Рассказываю тебе все это, – продолжал Мил, – потому что хочу, чтобы ты знала, я понимаю зло. Был совсем рядом, чувствовал его притяжение и почти уступил.
Я понимаю его, но не одобряю. Ведь мне просто повезло. Организация была в праве не останавливать меня. И если бы я пошел и сделал с этой симпатичной девушкой то, что задумал… Быстрая смерть стала бы для меня милосердием.
Так что, возможно, ты хорошая Джейн. Пока что будем исходить из этого. А если ты хорошая Джейн, то все будет в порядке: когда „Стая“ захочет играть коварно, мы покажем им настоящее коварство.
Но что, если ты плохая Джейн? Если сейчас врешь нам, если на твоих руках хоть капля крови Верна или Мудра?.. Тогда ты будешь рыдать еще до того, как мы с тобой закончим. Верн был свободен от предрассудков, Мудр – терпелив, а я ни то ни другое. Все ясно?»
«Да, – сказала я. – Думаю, основные правила я поняла».
«Хорошо, – он просветлел и протянул руку, как будто я на самом деле могла прикоснуться к нему после таких-то историй. – Пойдем в другую комнату.

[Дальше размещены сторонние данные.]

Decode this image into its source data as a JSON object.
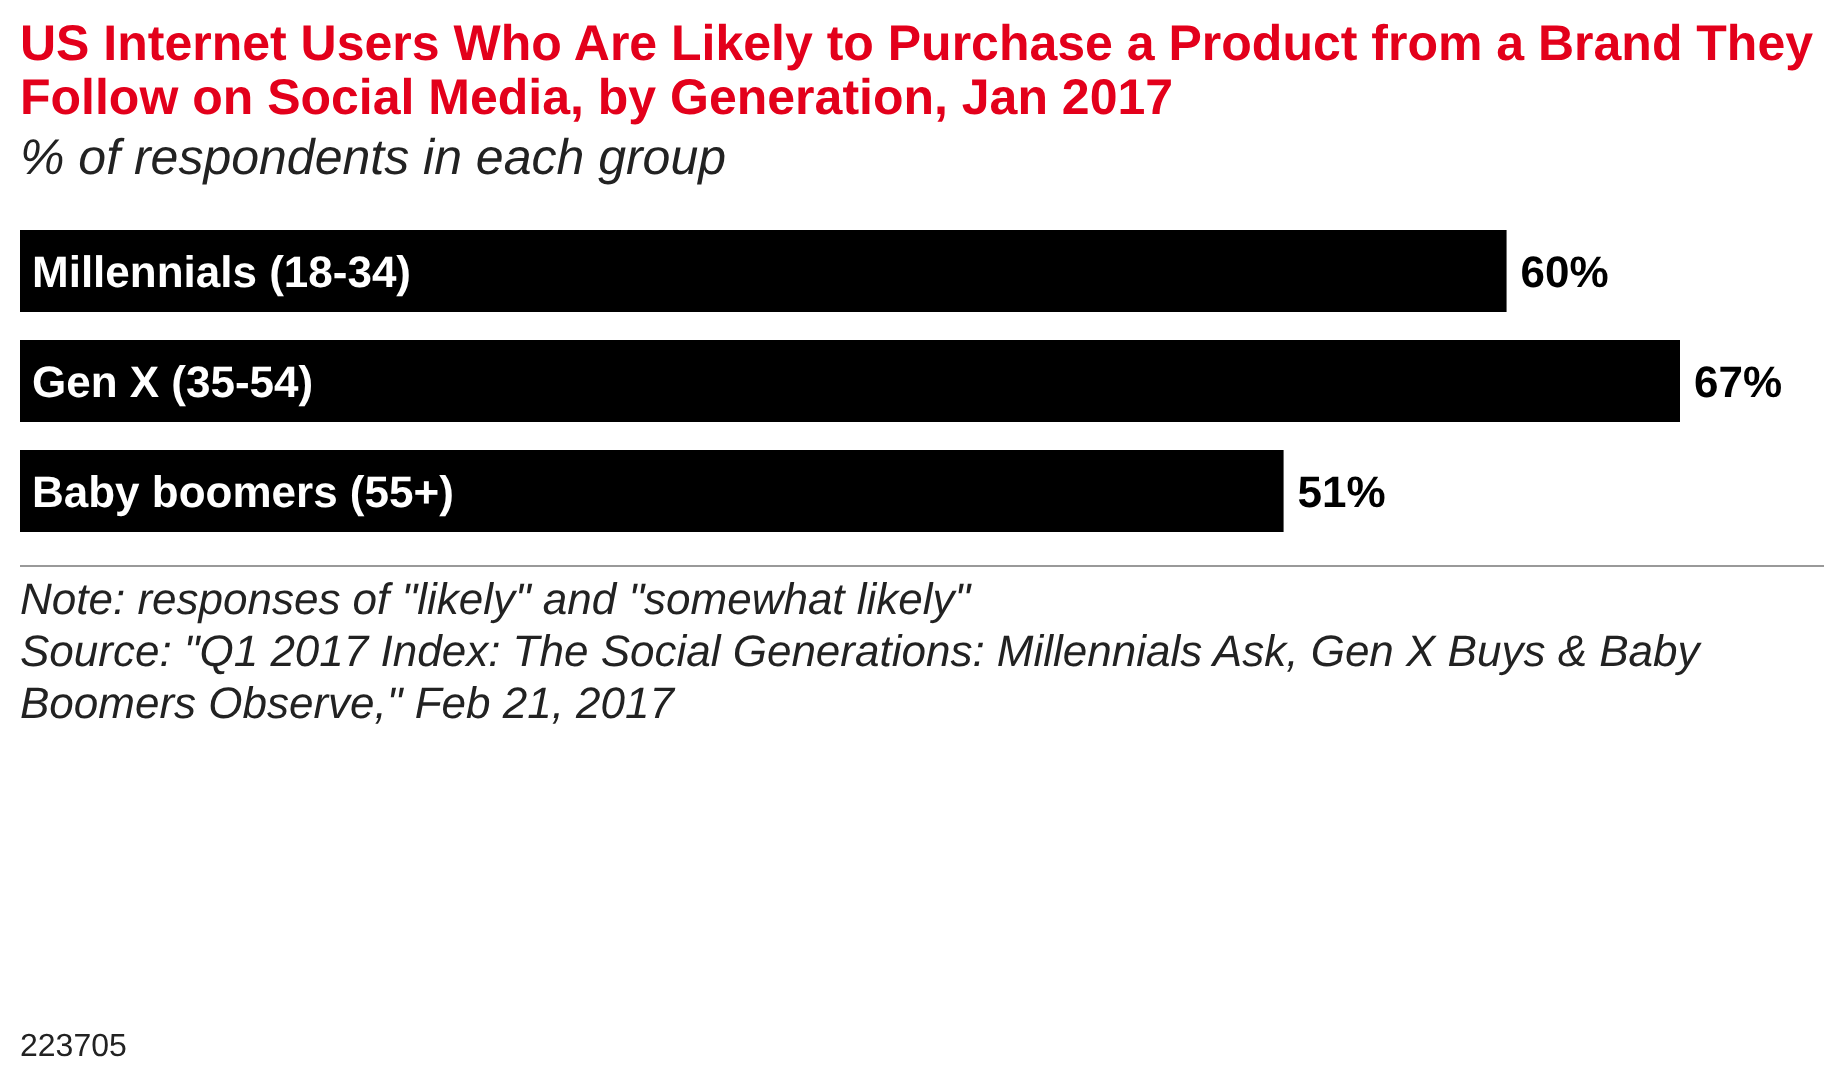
{
  "chart_data": {
    "type": "bar",
    "orientation": "horizontal",
    "title": "US Internet Users Who Are Likely to Purchase a Product from a Brand They Follow on Social Media, by Generation, Jan 2017",
    "subtitle": "% of respondents in each group",
    "categories": [
      "Millennials (18-34)",
      "Gen X (35-54)",
      "Baby boomers (55+)"
    ],
    "values": [
      60,
      67,
      51
    ],
    "value_labels": [
      "60%",
      "67%",
      "51%"
    ],
    "color": "#000000",
    "annotations": [
      "Note: responses of \"likely\" and \"somewhat likely\"",
      "Source: \"Q1 2017 Index: The Social Generations: Millennials Ask, Gen X Buys & Baby Boomers Observe,\" Feb 21, 2017",
      "223705"
    ]
  }
}
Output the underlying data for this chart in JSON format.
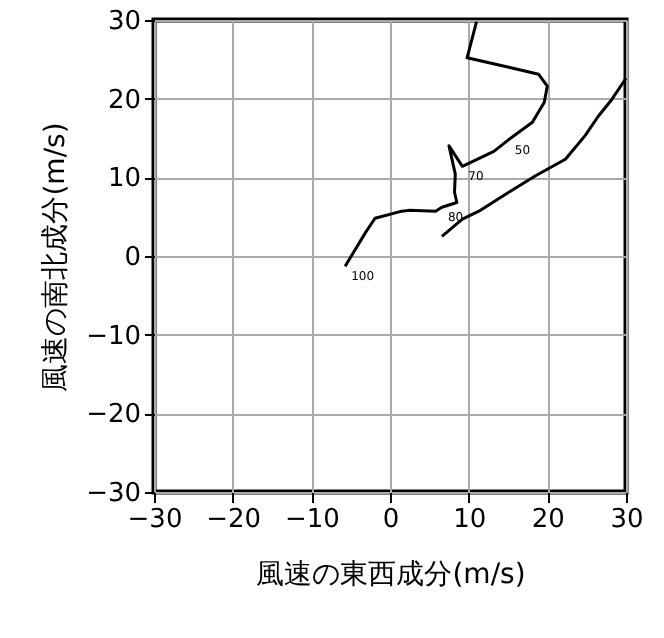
{
  "chart_data": {
    "type": "line",
    "xlabel": "風速の東西成分(m/s)",
    "ylabel": "風速の南北成分(m/s)",
    "xlim": [
      -30,
      30
    ],
    "ylim": [
      -30,
      30
    ],
    "xticks": [
      -30,
      -20,
      -10,
      0,
      10,
      20,
      30
    ],
    "yticks": [
      -30,
      -20,
      -10,
      0,
      10,
      20,
      30
    ],
    "grid": true,
    "marker": "none",
    "line_style": "solid",
    "series": [
      {
        "color": "#000000",
        "x": [
          6.6,
          9.2,
          11.3,
          15.1,
          18.5,
          22.3,
          24.8,
          26.5,
          28.2,
          30
        ],
        "values": [
          2.5,
          4.7,
          5.7,
          8.1,
          10.2,
          12.3,
          15.3,
          17.8,
          19.9,
          22.6
        ]
      },
      {
        "color": "#000000",
        "x": [
          11.0,
          9.8,
          15.1,
          18.9,
          20,
          19.6,
          18.1,
          15.1,
          13.2,
          9.2,
          7.5,
          8.3,
          8.2,
          8.5,
          6.6,
          5.8,
          2.4,
          1.5,
          -1.9,
          -3.1,
          -5.7
        ],
        "values": [
          29.8,
          25.2,
          24.0,
          23.1,
          21.6,
          19.5,
          17.0,
          14.8,
          13.3,
          11.4,
          14.0,
          10.4,
          8.1,
          6.8,
          6.2,
          5.7,
          5.8,
          5.7,
          4.8,
          3.0,
          -1.3
        ]
      }
    ],
    "annotations": [
      {
        "text": "50",
        "x": 15.1,
        "y": 14.8
      },
      {
        "text": "70",
        "x": 9.2,
        "y": 11.4
      },
      {
        "text": "80",
        "x": 6.6,
        "y": 6.2
      },
      {
        "text": "100",
        "x": -5.7,
        "y": -1.3
      }
    ]
  }
}
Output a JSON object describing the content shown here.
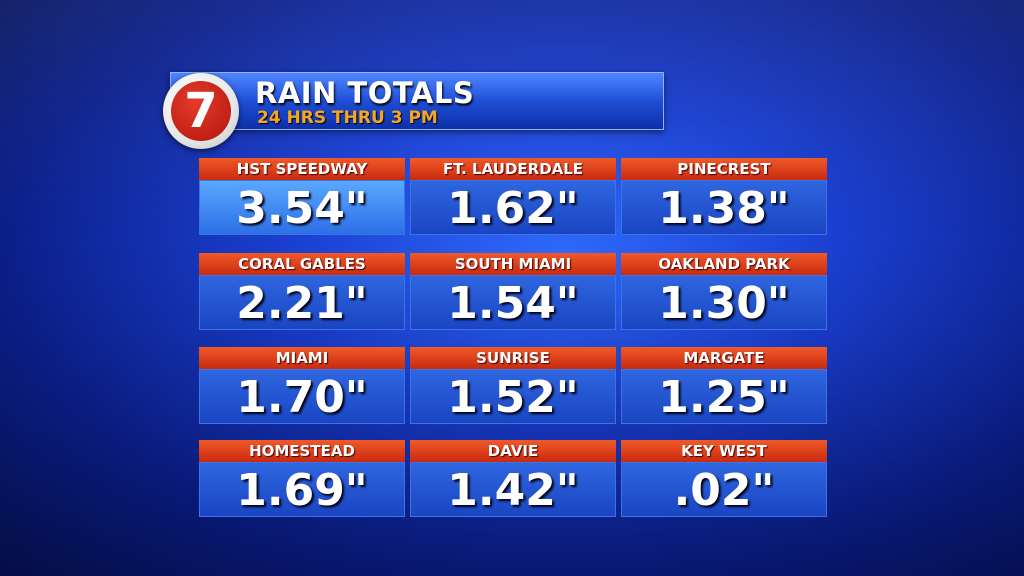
{
  "header": {
    "logo": "7",
    "title": "RAIN TOTALS",
    "subtitle": "24 HRS THRU 3 PM"
  },
  "cells": [
    {
      "name": "HST SPEEDWAY",
      "value": "3.54\""
    },
    {
      "name": "FT. LAUDERDALE",
      "value": "1.62\""
    },
    {
      "name": "PINECREST",
      "value": "1.38\""
    },
    {
      "name": "CORAL GABLES",
      "value": "2.21\""
    },
    {
      "name": "SOUTH MIAMI",
      "value": "1.54\""
    },
    {
      "name": "OAKLAND PARK",
      "value": "1.30\""
    },
    {
      "name": "MIAMI",
      "value": "1.70\""
    },
    {
      "name": "SUNRISE",
      "value": "1.52\""
    },
    {
      "name": "MARGATE",
      "value": "1.25\""
    },
    {
      "name": "HOMESTEAD",
      "value": "1.69\""
    },
    {
      "name": "DAVIE",
      "value": "1.42\""
    },
    {
      "name": "KEY WEST",
      "value": ".02\""
    }
  ]
}
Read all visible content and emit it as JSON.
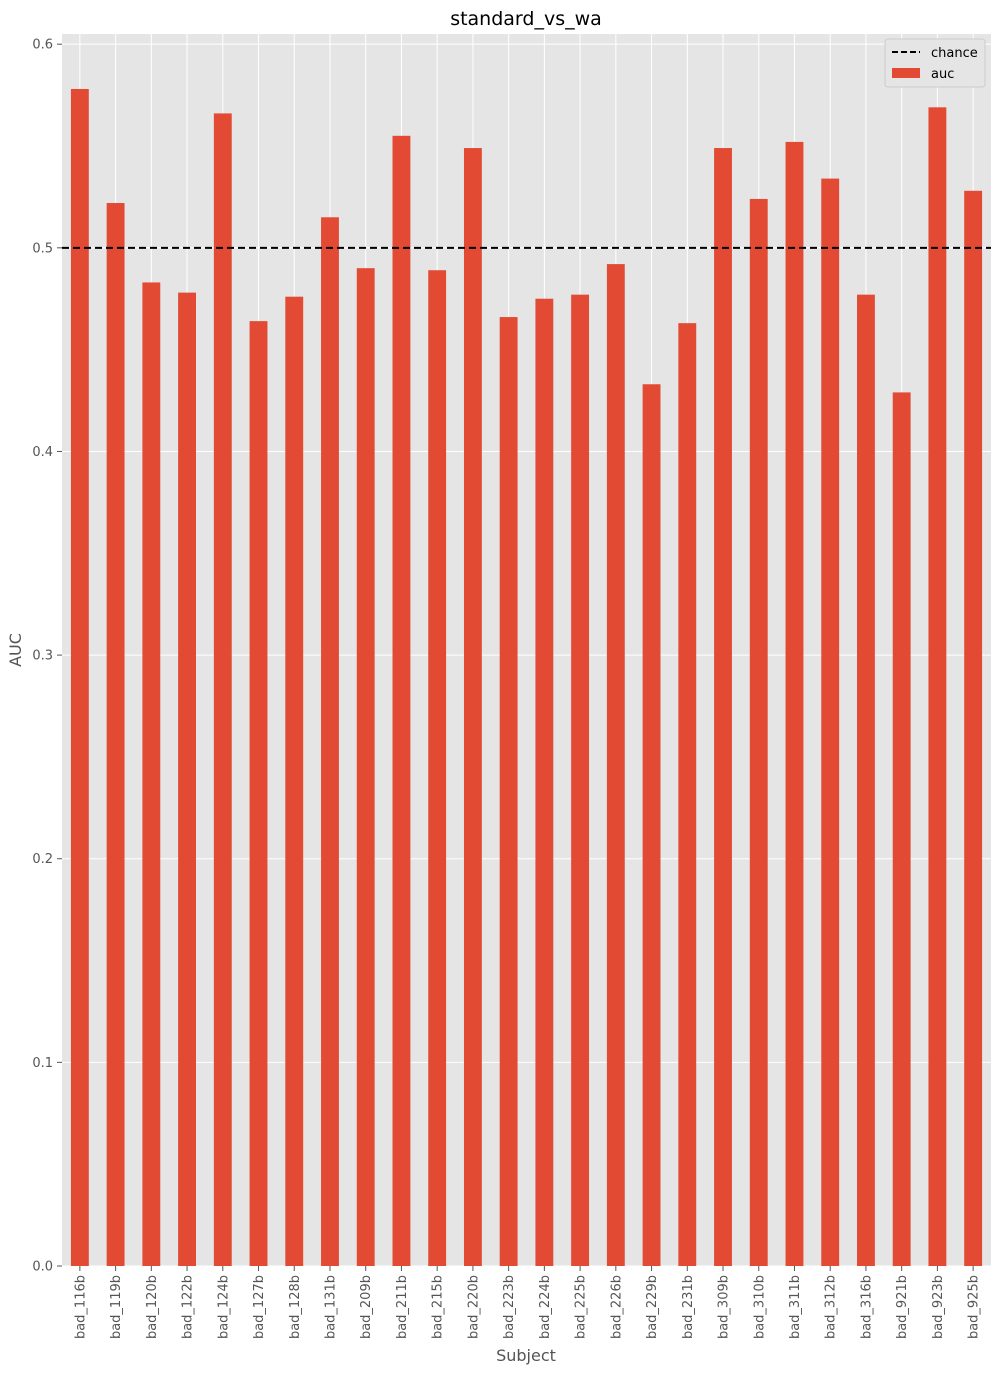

Обсудим стратегию… И посмотрим, что мы сможем сделать с твоим братцем».
белая комната (VII)
На столе в белой комнате лежит последняя улика.
– Где вы это взяли? – говорит она.
– У офицера Дружески.
– Вы нашли его?
– Это было несложно, – говорит доктор. – Сейчас он в отставке, но получает пенсию, так что его адрес есть в архиве. Я подумал, стоит с ним связаться. У большинства знакомых мне полицейских бывает несколько случаев в карьере, которые долго их преследуют после официального закрытия дела. Я предчувствовал, что у офицера Дружески ваше могло быть одним из таких.
Она настораживается:
– И что он вам сказал?
– Знаете, даже после того как ваша мать узнала о Джоне Дойле, она по-прежнему винила вас в похищении брата. И не просто обвиняла в безответственности: она полагала, что вы умышленно бросили мальчика в саду, как бросали много раз, в надежде, что с ним что-то случится.
– Моя мать была не в своем уме.
– Да, она сделала несколько шокирующих заявлений. Социальный работник даже посчитал, что у нее паранойя, и офицер Дружески хотел согласиться, но интуиция патрульного не позволила отделаться от ее слов так быстро. Когда он вызвался отвезти вас к тете и дяде, это была не просто доброта, он хотел провести с вами больше времени.
– Вот сукин сын… По его мнению я реально хотела, чтобы Фила похитили?
– Он не был уверен. И его беспокоила эта неуверенность. К сожалению, поездка не разрешила вопроса. Он сказал, что вы казались нормальной, хотя и очень обеспокоенной девочкой – из тех, кто совершает неосторожный поступок, а потом ставит жесткие блоки, чтобы угрызения совести живьем не съели. По его словам, он волновался, что вы можете причинить вред себе, особенно если бы вашего брата нашли мертвым. Но не мог избавиться от ощущения, что вы что-то скрывали, и продолжал гадать, не было ли ваше раскаяние лишь игрой. Поэтому он вернулся к вашей матери. Она повторила свои заявления: что вы были злым ребенком. Что вы ненавидели своего брата. Что вы намеренно подвергли его опасности. Чтобы избавиться.
– Если я была настолько злой, – говорит она, – почему она заставляла меня присматривать за Филом? Какой смысл оставлять дочку-монстра сидеть с братом, которого та пытается убить?